Pemerintah membentuk sistem respons terintegrasi yang mencakup modifikasi cuaca, kesiagaan Badan Nasional Penanggulangan Bencana (BNPB), serta perbaikan sistem drainase dan pompa air secara masif.
Pemerintah Provinsi (Pemprov) DKI Jakarta sendiri menyebutkan telah mengoperasikan lebih dari 500 pompa stasioner dan ratusan unit pompa mobile yang tersebar di titik-titik rawan. Selain itu, proyek pengerukan sungai, revitalisasi waduk, dan pembangunan polder baru terus dikebut.
Di sisi lain, pendekatan jangka panjang berbasis ekologi juga mulai dilirik. Proyek naturalisasi sungai, penambahan taman resapan, serta kampanye “zero runoff” di kawasan hunian baru menjadi bagian dari strategi memperbesar kapasitas serapan air kota.
Kebijakan-kebijakan ini tentu belum cukup menyelesaikan seluruh persoalan. Namun, perubahan arah kebijakan menunjukkan adanya pengakuan bahwa krisis iklim telah memaksa kota untuk berbenah lebih cepat, sekaligus meyakinkan bahwa banjir tak bisa lagi dipandang sebagai peristiwa tahunan semata.
Banjir di bulan Juli bukan sekadar anomali cuaca, melainkan sinyal keras bahwa kita hidup dalam dunia yang sedang berubah. Perubahan iklim telah membalikkan musim, mempercepat siklus bencana, dan menguji daya tahan kota serta masyarakatnya.
Namun, seberapa cepat kita menyadari bahwa ini bukan masalah sementara?

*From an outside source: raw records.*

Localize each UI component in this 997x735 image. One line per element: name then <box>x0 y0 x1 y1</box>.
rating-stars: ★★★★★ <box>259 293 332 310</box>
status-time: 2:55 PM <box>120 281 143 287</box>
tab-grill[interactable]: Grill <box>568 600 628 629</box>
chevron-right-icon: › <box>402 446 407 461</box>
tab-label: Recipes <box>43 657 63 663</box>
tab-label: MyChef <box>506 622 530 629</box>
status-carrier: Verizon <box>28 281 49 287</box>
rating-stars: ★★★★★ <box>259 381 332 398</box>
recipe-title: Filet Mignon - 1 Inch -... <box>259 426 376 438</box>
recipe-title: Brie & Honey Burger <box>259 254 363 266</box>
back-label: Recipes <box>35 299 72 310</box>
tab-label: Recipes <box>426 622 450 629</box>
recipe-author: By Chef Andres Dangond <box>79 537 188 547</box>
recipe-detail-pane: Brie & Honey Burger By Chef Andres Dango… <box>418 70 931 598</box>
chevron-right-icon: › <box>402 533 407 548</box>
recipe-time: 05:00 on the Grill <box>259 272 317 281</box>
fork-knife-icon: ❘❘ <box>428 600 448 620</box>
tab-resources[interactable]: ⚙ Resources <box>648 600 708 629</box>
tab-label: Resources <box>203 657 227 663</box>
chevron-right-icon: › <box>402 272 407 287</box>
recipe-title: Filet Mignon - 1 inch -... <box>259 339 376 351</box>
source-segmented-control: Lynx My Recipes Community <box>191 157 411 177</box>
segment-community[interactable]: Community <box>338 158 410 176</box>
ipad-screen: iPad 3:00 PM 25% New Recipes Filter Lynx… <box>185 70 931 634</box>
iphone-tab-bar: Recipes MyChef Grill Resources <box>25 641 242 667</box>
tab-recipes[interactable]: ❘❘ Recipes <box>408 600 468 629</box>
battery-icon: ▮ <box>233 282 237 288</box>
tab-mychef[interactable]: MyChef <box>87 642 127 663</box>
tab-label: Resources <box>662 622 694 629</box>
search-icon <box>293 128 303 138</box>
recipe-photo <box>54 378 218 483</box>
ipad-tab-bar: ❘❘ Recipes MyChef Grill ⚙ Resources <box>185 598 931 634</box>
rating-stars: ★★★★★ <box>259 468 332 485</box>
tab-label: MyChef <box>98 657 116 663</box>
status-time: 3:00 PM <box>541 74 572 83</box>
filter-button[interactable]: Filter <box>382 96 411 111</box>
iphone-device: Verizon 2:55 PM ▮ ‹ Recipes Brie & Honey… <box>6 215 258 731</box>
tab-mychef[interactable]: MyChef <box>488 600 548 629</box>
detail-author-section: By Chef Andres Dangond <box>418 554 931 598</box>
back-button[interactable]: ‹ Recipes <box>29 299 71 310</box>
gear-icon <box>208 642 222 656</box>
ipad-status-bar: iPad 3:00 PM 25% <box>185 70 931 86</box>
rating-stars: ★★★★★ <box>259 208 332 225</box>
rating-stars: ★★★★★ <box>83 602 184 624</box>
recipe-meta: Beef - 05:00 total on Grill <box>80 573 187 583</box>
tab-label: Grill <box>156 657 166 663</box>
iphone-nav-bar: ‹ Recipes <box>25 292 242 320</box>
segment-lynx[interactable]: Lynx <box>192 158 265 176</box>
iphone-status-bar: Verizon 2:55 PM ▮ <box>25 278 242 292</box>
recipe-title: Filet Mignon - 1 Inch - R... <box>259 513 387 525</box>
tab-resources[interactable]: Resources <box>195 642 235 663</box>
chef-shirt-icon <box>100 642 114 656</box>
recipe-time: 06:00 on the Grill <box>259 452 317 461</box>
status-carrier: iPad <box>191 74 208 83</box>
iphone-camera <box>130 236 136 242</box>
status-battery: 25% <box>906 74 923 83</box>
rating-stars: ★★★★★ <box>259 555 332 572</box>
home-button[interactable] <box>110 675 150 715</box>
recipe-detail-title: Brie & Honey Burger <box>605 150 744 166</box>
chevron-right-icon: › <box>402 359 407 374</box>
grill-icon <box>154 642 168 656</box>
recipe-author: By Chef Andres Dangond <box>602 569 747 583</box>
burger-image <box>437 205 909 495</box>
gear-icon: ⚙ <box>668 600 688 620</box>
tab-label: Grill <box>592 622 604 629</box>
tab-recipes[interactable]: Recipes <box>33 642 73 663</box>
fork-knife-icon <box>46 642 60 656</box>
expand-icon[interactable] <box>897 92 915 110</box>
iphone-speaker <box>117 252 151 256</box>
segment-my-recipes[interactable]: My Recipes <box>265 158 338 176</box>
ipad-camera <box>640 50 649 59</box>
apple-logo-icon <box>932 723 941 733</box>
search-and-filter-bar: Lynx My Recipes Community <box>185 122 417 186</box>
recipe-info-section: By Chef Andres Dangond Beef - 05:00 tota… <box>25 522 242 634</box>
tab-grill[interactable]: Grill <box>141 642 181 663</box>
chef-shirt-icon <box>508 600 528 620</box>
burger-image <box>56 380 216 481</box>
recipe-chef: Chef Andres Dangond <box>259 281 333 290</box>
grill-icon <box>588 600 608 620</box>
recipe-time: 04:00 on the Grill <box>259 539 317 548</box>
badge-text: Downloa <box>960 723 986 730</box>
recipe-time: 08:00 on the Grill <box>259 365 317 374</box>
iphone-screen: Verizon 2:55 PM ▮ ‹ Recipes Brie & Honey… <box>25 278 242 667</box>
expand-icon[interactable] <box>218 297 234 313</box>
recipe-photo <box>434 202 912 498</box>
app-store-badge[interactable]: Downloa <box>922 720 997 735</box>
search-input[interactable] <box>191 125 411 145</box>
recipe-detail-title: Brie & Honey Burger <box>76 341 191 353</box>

Bahwa adaptasi bukan pilihan, melainkan keharusan?
Di tengah derasnya air yang datang di luar musim, ada satu pertanyaan yang mengalir bersama: Apakah kota ini—dan kita semua di dalamnya—siap hidup di tengah iklim yang tak lagi bisa ditebak?
Karena jika Juli bisa banjir, maka masa depan tak lagi bisa kita baca dengan kalender lama.